Sequoia to Concentrate on Early Start-Ups

Market Slump Batters Crypto Focused Companies

The ongoing market slump has not only impacted Sequoia but numerous other companies in the digital assets space. Promising crypto projects like the FTX exchange as well as Terra failed due to mismanagement of funds and liquidity crunch, draining billions out of the crypto market.

Additionally, other events such as back-to-back interest rate hikes in the United States to tame crippling inflation, regulatory woes in the US, and other macro headwinds have fuelled the downturn. Recently, the global securities marketplace Nasdaq decided to scrap its plans for a cryptocurrency custody service due to the changing business and regulatory landscape in the US.

Will Crypto Rebound?

Earlier this year U.S. payment giants Visa and Mastercard also decided to freeze their respective plans to forge new partnerships with crypto firms. Other crypto companies are resorting to cost-cutting measures including, announcing mass layoffs, freezing withdrawals, and trying to stem losses. 

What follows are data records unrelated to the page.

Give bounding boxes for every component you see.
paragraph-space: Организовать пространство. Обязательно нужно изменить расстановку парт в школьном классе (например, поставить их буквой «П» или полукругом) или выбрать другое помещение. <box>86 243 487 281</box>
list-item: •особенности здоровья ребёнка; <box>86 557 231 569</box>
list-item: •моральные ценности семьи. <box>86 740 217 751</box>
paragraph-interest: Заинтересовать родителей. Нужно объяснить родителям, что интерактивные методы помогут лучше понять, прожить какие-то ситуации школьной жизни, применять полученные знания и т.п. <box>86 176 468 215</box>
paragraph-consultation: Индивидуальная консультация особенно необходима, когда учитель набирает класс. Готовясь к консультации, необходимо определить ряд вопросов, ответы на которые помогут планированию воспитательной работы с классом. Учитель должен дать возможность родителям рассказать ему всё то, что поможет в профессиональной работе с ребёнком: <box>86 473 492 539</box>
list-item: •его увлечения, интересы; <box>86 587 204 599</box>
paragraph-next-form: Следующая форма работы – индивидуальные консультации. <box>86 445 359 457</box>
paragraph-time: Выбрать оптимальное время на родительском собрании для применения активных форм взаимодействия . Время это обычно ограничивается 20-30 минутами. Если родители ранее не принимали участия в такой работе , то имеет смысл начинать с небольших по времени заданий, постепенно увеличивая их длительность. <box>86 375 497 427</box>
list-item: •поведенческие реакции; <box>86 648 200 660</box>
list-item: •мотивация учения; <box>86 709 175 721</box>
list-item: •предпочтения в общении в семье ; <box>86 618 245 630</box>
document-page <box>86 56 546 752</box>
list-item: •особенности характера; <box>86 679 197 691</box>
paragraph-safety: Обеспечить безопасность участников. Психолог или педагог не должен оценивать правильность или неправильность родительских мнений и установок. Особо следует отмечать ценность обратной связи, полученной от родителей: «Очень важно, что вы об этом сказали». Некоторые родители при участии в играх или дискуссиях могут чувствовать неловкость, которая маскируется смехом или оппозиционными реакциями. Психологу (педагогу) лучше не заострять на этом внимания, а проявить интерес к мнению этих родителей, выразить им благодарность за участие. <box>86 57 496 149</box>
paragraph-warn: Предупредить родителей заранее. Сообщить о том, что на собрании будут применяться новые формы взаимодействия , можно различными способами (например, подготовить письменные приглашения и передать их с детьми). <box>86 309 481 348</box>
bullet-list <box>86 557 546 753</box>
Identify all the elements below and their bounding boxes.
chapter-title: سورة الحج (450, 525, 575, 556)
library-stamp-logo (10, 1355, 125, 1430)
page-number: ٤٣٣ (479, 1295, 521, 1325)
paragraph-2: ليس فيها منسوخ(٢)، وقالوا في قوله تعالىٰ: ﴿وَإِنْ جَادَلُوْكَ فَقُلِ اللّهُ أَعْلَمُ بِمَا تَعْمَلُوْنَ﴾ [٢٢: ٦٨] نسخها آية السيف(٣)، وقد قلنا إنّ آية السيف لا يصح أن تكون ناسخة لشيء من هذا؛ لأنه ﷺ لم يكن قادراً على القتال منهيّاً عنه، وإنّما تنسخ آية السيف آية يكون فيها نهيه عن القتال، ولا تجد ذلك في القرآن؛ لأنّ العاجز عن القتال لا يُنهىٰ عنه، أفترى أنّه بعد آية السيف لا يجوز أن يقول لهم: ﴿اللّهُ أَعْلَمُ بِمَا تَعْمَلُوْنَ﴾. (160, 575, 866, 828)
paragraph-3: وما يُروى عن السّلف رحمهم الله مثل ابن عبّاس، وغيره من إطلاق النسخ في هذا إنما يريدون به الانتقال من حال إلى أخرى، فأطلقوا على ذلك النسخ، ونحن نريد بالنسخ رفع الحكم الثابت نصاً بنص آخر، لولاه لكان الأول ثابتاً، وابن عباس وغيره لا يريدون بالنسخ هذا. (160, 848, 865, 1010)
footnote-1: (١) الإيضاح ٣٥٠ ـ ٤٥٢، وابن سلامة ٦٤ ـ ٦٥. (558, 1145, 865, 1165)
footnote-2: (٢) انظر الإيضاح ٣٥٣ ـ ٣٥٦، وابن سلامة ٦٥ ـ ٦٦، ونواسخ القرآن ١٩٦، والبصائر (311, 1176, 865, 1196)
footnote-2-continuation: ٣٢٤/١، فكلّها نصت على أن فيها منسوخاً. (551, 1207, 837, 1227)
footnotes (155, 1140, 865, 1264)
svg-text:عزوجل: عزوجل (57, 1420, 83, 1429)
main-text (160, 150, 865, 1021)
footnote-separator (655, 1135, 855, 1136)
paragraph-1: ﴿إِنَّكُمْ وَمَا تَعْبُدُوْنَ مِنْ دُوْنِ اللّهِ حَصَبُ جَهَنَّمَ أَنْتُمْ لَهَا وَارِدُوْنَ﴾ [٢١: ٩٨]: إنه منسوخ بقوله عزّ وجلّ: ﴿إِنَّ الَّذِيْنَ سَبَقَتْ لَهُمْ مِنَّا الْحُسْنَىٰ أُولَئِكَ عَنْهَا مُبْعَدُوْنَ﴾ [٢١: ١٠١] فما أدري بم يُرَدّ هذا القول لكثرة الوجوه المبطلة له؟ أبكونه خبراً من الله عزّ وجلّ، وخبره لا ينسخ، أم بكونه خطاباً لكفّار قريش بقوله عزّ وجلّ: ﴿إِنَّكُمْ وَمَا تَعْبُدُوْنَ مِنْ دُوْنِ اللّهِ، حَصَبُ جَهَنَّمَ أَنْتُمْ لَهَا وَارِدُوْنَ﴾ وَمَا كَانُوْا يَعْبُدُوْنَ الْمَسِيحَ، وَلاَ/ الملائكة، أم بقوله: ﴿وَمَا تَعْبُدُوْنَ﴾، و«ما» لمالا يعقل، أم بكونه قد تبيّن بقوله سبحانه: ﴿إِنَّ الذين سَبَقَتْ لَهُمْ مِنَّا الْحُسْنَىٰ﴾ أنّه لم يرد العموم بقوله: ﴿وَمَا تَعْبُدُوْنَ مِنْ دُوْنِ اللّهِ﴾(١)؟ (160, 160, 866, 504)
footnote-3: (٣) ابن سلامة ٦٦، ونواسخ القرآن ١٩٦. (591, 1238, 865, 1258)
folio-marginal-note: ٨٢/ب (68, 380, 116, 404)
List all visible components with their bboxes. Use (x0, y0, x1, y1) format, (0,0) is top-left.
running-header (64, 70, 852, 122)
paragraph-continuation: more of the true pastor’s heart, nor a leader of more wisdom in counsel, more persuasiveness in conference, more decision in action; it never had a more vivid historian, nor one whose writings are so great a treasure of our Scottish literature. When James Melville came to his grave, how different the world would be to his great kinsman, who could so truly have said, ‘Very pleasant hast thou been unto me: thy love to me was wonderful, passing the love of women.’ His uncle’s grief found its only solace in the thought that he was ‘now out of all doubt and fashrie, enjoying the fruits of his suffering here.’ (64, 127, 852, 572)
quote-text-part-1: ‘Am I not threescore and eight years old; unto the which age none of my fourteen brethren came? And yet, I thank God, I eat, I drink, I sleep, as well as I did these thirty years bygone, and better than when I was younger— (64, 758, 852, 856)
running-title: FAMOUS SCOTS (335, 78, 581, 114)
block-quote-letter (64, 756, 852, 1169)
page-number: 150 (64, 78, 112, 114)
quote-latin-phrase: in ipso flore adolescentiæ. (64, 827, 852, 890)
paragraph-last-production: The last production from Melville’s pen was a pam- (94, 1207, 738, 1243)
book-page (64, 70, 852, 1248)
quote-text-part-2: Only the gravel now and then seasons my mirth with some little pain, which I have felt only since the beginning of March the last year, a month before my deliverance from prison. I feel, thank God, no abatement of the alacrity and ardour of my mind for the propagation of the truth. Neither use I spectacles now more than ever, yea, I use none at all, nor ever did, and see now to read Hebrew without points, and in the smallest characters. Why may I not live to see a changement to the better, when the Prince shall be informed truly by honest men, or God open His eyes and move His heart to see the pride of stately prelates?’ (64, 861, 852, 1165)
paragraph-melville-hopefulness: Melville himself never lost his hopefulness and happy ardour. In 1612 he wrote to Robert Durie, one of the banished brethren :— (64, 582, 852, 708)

While the ongoing decline may seem daunting, the crypto industry has previously encountered and surmounted similar challenges. Despite its ups and downs, the possibility of crypto rebounding and reaching new heights is certain as the decentralized system of digital assets makes it faster, cheaper, and more secure to transfer money. As quoted by Vitalik Buterin, the co-creator of Ethereum (ETH),

If crypto succeeds, it’s not because it empowers better people. It’s because it empowers better institutions.”